Author

Matthew Watkins
Steel

EU imports to date in 2018 have been running ahead of the rate implied permitted by the safeguard quota.  For the second half of the year it is therefore likely that this import rate will fall.  

Whether prices will increase depends upon whether that decrease in import supply is offset by falls in demand and/or drawdown of inventory.  Both are expected, but in some products marginal supply from either imports including a 25% tariff or domestic sources may be required.

Upside risk to price forecasts results for some products
Data for EU imports from third countries is currently updated to May. This shows that for 2018 to date EU imports have been running at a volume level that if annualised would exceed the 200-day quota based on the 2015-17 average for most products, in some cases by a large degree.

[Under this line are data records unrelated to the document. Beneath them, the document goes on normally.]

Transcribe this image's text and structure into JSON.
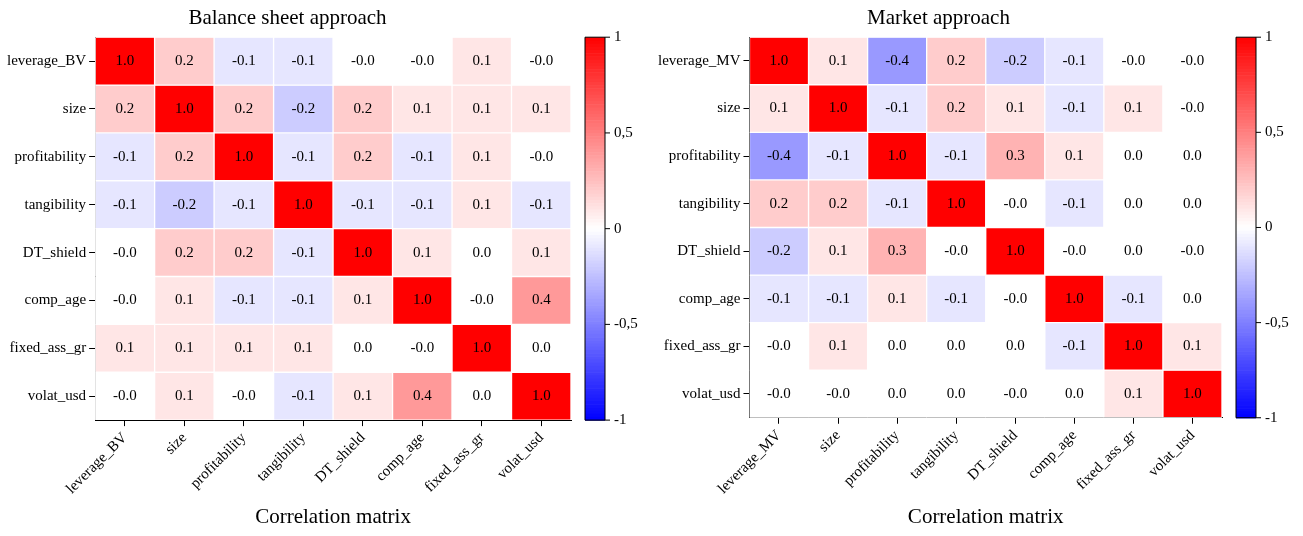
{
  "chart_data": [
    {
      "type": "heatmap",
      "title": "Balance sheet approach",
      "xlabel": "Correlation matrix",
      "categories": [
        "leverage_BV",
        "size",
        "profitability",
        "tangibility",
        "DT_shield",
        "comp_age",
        "fixed_ass_gr",
        "volat_usd"
      ],
      "y_categories": [
        "leverage_BV",
        "size",
        "profitability",
        "tangibility",
        "DT_shield",
        "comp_age",
        "fixed_ass_gr",
        "volat_usd"
      ],
      "cells": [
        [
          1.0,
          0.2,
          -0.1,
          -0.1,
          -0.0,
          -0.0,
          0.1,
          -0.0
        ],
        [
          0.2,
          1.0,
          0.2,
          -0.2,
          0.2,
          0.1,
          0.1,
          0.1
        ],
        [
          -0.1,
          0.2,
          1.0,
          -0.1,
          0.2,
          -0.1,
          0.1,
          -0.0
        ],
        [
          -0.1,
          -0.2,
          -0.1,
          1.0,
          -0.1,
          -0.1,
          0.1,
          -0.1
        ],
        [
          -0.0,
          0.2,
          0.2,
          -0.1,
          1.0,
          0.1,
          0.0,
          0.1
        ],
        [
          -0.0,
          0.1,
          -0.1,
          -0.1,
          0.1,
          1.0,
          -0.0,
          0.4
        ],
        [
          0.1,
          0.1,
          0.1,
          0.1,
          0.0,
          -0.0,
          1.0,
          0.0
        ],
        [
          -0.0,
          0.1,
          -0.0,
          -0.1,
          0.1,
          0.4,
          0.0,
          1.0
        ]
      ],
      "cell_labels": [
        [
          "1.0",
          "0.2",
          "-0.1",
          "-0.1",
          "-0.0",
          "-0.0",
          "0.1",
          "-0.0"
        ],
        [
          "0.2",
          "1.0",
          "0.2",
          "-0.2",
          "0.2",
          "0.1",
          "0.1",
          "0.1"
        ],
        [
          "-0.1",
          "0.2",
          "1.0",
          "-0.1",
          "0.2",
          "-0.1",
          "0.1",
          "-0.0"
        ],
        [
          "-0.1",
          "-0.2",
          "-0.1",
          "1.0",
          "-0.1",
          "-0.1",
          "0.1",
          "-0.1"
        ],
        [
          "-0.0",
          "0.2",
          "0.2",
          "-0.1",
          "1.0",
          "0.1",
          "0.0",
          "0.1"
        ],
        [
          "-0.0",
          "0.1",
          "-0.1",
          "-0.1",
          "0.1",
          "1.0",
          "-0.0",
          "0.4"
        ],
        [
          "0.1",
          "0.1",
          "0.1",
          "0.1",
          "0.0",
          "-0.0",
          "1.0",
          "0.0"
        ],
        [
          "-0.0",
          "0.1",
          "-0.0",
          "-0.1",
          "0.1",
          "0.4",
          "0.0",
          "1.0"
        ]
      ],
      "clim": [
        -1,
        1
      ],
      "cticks": [
        {
          "value": -1,
          "label": "-1"
        },
        {
          "value": -0.5,
          "label": "-0,5"
        },
        {
          "value": 0,
          "label": "0"
        },
        {
          "value": 0.5,
          "label": "0,5"
        },
        {
          "value": 1,
          "label": "1"
        }
      ]
    },
    {
      "type": "heatmap",
      "title": "Market approach",
      "xlabel": "Correlation matrix",
      "categories": [
        "leverage_MV",
        "size",
        "profitability",
        "tangibility",
        "DT_shield",
        "comp_age",
        "fixed_ass_gr",
        "volat_usd"
      ],
      "y_categories": [
        "leverage_MV",
        "size",
        "profitability",
        "tangibility",
        "DT_shield",
        "comp_age",
        "fixed_ass_gr",
        "volat_usd"
      ],
      "cells": [
        [
          1.0,
          0.1,
          -0.4,
          0.2,
          -0.2,
          -0.1,
          -0.0,
          -0.0
        ],
        [
          0.1,
          1.0,
          -0.1,
          0.2,
          0.1,
          -0.1,
          0.1,
          -0.0
        ],
        [
          -0.4,
          -0.1,
          1.0,
          -0.1,
          0.3,
          0.1,
          0.0,
          0.0
        ],
        [
          0.2,
          0.2,
          -0.1,
          1.0,
          -0.0,
          -0.1,
          0.0,
          0.0
        ],
        [
          -0.2,
          0.1,
          0.3,
          -0.0,
          1.0,
          -0.0,
          0.0,
          -0.0
        ],
        [
          -0.1,
          -0.1,
          0.1,
          -0.1,
          -0.0,
          1.0,
          -0.1,
          0.0
        ],
        [
          -0.0,
          0.1,
          0.0,
          0.0,
          0.0,
          -0.1,
          1.0,
          0.1
        ],
        [
          -0.0,
          -0.0,
          0.0,
          0.0,
          -0.0,
          0.0,
          0.1,
          1.0
        ]
      ],
      "cell_labels": [
        [
          "1.0",
          "0.1",
          "-0.4",
          "0.2",
          "-0.2",
          "-0.1",
          "-0.0",
          "-0.0"
        ],
        [
          "0.1",
          "1.0",
          "-0.1",
          "0.2",
          "0.1",
          "-0.1",
          "0.1",
          "-0.0"
        ],
        [
          "-0.4",
          "-0.1",
          "1.0",
          "-0.1",
          "0.3",
          "0.1",
          "0.0",
          "0.0"
        ],
        [
          "0.2",
          "0.2",
          "-0.1",
          "1.0",
          "-0.0",
          "-0.1",
          "0.0",
          "0.0"
        ],
        [
          "-0.2",
          "0.1",
          "0.3",
          "-0.0",
          "1.0",
          "-0.0",
          "0.0",
          "-0.0"
        ],
        [
          "-0.1",
          "-0.1",
          "0.1",
          "-0.1",
          "-0.0",
          "1.0",
          "-0.1",
          "0.0"
        ],
        [
          "-0.0",
          "0.1",
          "0.0",
          "0.0",
          "0.0",
          "-0.1",
          "1.0",
          "0.1"
        ],
        [
          "-0.0",
          "-0.0",
          "0.0",
          "0.0",
          "-0.0",
          "0.0",
          "0.1",
          "1.0"
        ]
      ],
      "clim": [
        -1,
        1
      ],
      "cticks": [
        {
          "value": -1,
          "label": "-1"
        },
        {
          "value": -0.5,
          "label": "-0,5"
        },
        {
          "value": 0,
          "label": "0"
        },
        {
          "value": 0.5,
          "label": "0,5"
        },
        {
          "value": 1,
          "label": "1"
        }
      ]
    }
  ]
}
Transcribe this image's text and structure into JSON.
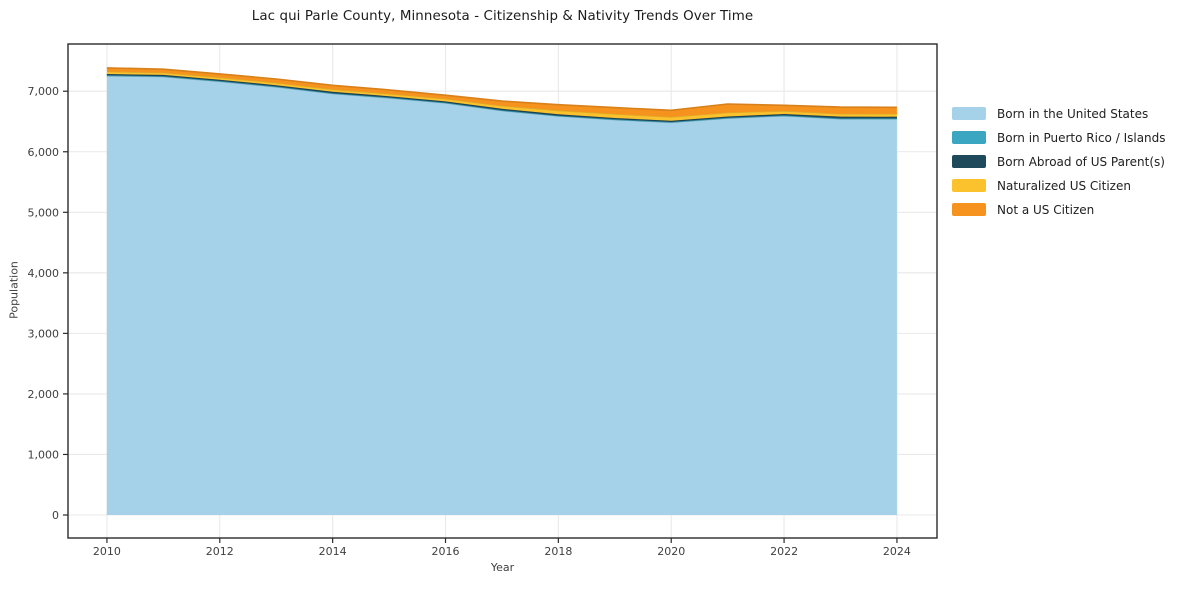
{
  "figure": {
    "background": "#ffffff"
  },
  "chart_data": {
    "type": "area",
    "stacked": true,
    "title": "Lac qui Parle County, Minnesota - Citizenship & Nativity Trends Over Time",
    "xlabel": "Year",
    "ylabel": "Population",
    "x": [
      2010,
      2011,
      2012,
      2013,
      2014,
      2015,
      2016,
      2017,
      2018,
      2019,
      2020,
      2021,
      2022,
      2023,
      2024
    ],
    "series": [
      {
        "name": "Born in the United States",
        "color": "#a5d2e9",
        "values": [
          7255,
          7240,
          7160,
          7070,
          6960,
          6890,
          6805,
          6680,
          6590,
          6530,
          6485,
          6555,
          6595,
          6545,
          6545
        ]
      },
      {
        "name": "Born in Puerto Rico / Islands",
        "color": "#3aa6c1",
        "values": [
          8,
          8,
          8,
          8,
          8,
          7,
          7,
          7,
          6,
          6,
          6,
          6,
          6,
          6,
          6
        ]
      },
      {
        "name": "Born Abroad of US Parent(s)",
        "color": "#1f4a5c",
        "values": [
          22,
          22,
          22,
          22,
          22,
          20,
          20,
          22,
          22,
          22,
          20,
          22,
          22,
          30,
          28
        ]
      },
      {
        "name": "Naturalized US Citizen",
        "color": "#fcc22e",
        "values": [
          40,
          38,
          38,
          40,
          42,
          42,
          45,
          52,
          66,
          68,
          64,
          66,
          52,
          48,
          48
        ]
      },
      {
        "name": "Not a US Citizen",
        "color": "#f6921e",
        "values": [
          60,
          55,
          58,
          62,
          66,
          62,
          58,
          76,
          94,
          104,
          110,
          140,
          92,
          108,
          108
        ]
      }
    ],
    "xticks": [
      2010,
      2012,
      2014,
      2016,
      2018,
      2020,
      2022,
      2024
    ],
    "yticks": [
      0,
      1000,
      2000,
      3000,
      4000,
      5000,
      6000,
      7000
    ],
    "xlim": [
      2009.31,
      2024.71
    ],
    "ylim": [
      -380,
      7780
    ],
    "grid": true,
    "grid_color": "#e9e9e9",
    "axis_color": "#2b2b2b",
    "tick_label_color": "#3f3f3f",
    "legend_position": "right"
  }
}
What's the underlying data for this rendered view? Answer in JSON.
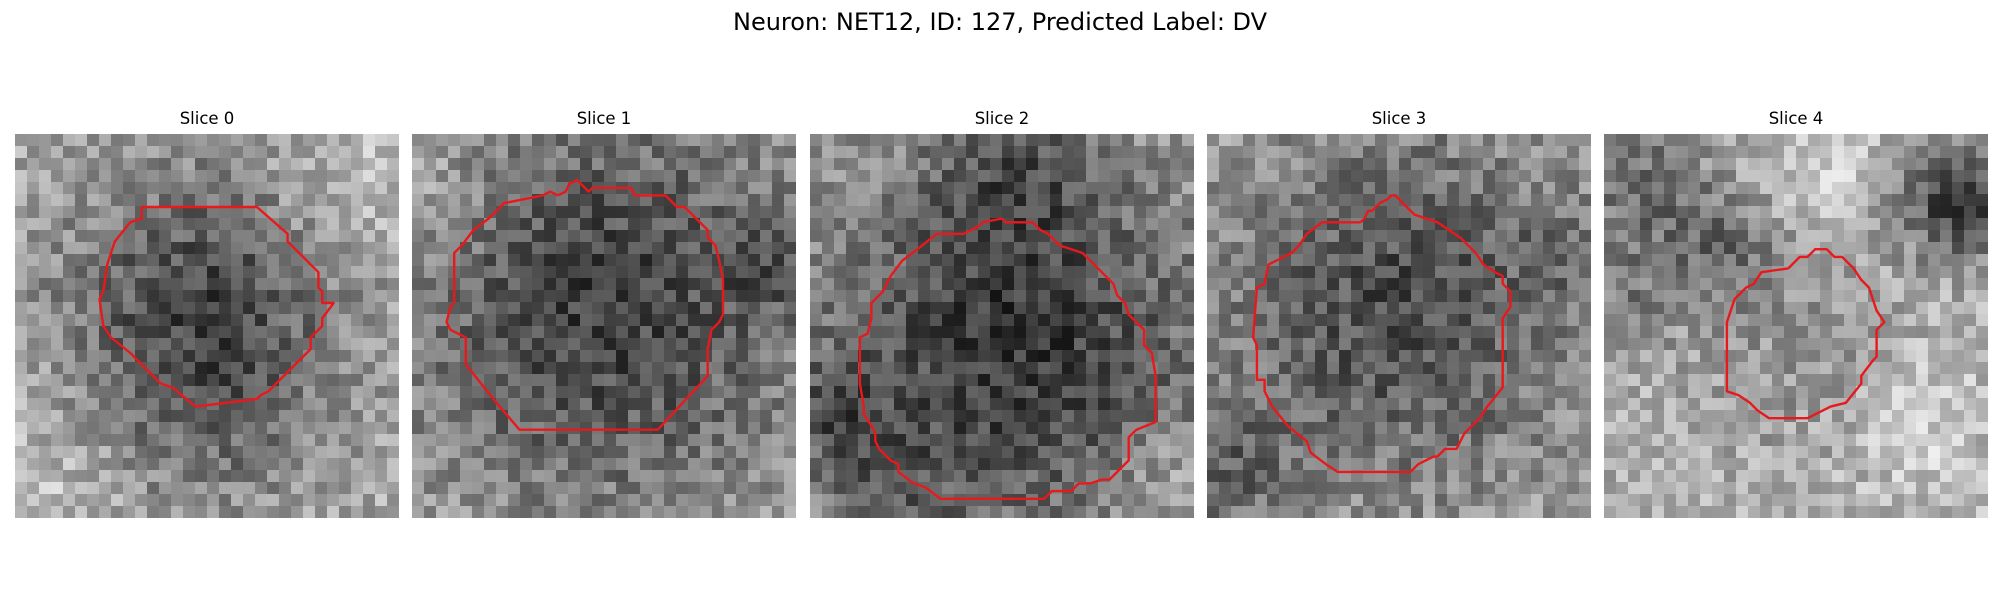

In that light we ran some calculations on what kind of reduction this might imply for the rate of imports in H2 2018, and how this compares to:

  • An expected h/h decline in EU steel consumption.
  • A likely de-stocking cycle, beginning upon the post-summer receipt of orders recently placed. We understand that in the past month there has been a lot of buying from non-EU (and indeed EU sources) as inventory levels have become depleted.

The run rate overage is greatest for long products.

For carbon flats it seems possible that the EU will experience market tightness in coated sheet and to some extent HR flats during the second half. De-stocking may be able to fill the gap in HR products.

Supply for all products will be available but at the margin it may need to come from either/or the domestic mills or the import market including an import tax (e.g. of 25%). This could push prices higher.
For CR coil and reversing mill plate there should be sufficient supply to meet demand.

We will revisit our price forecasts in this light and there may be some upward revisions.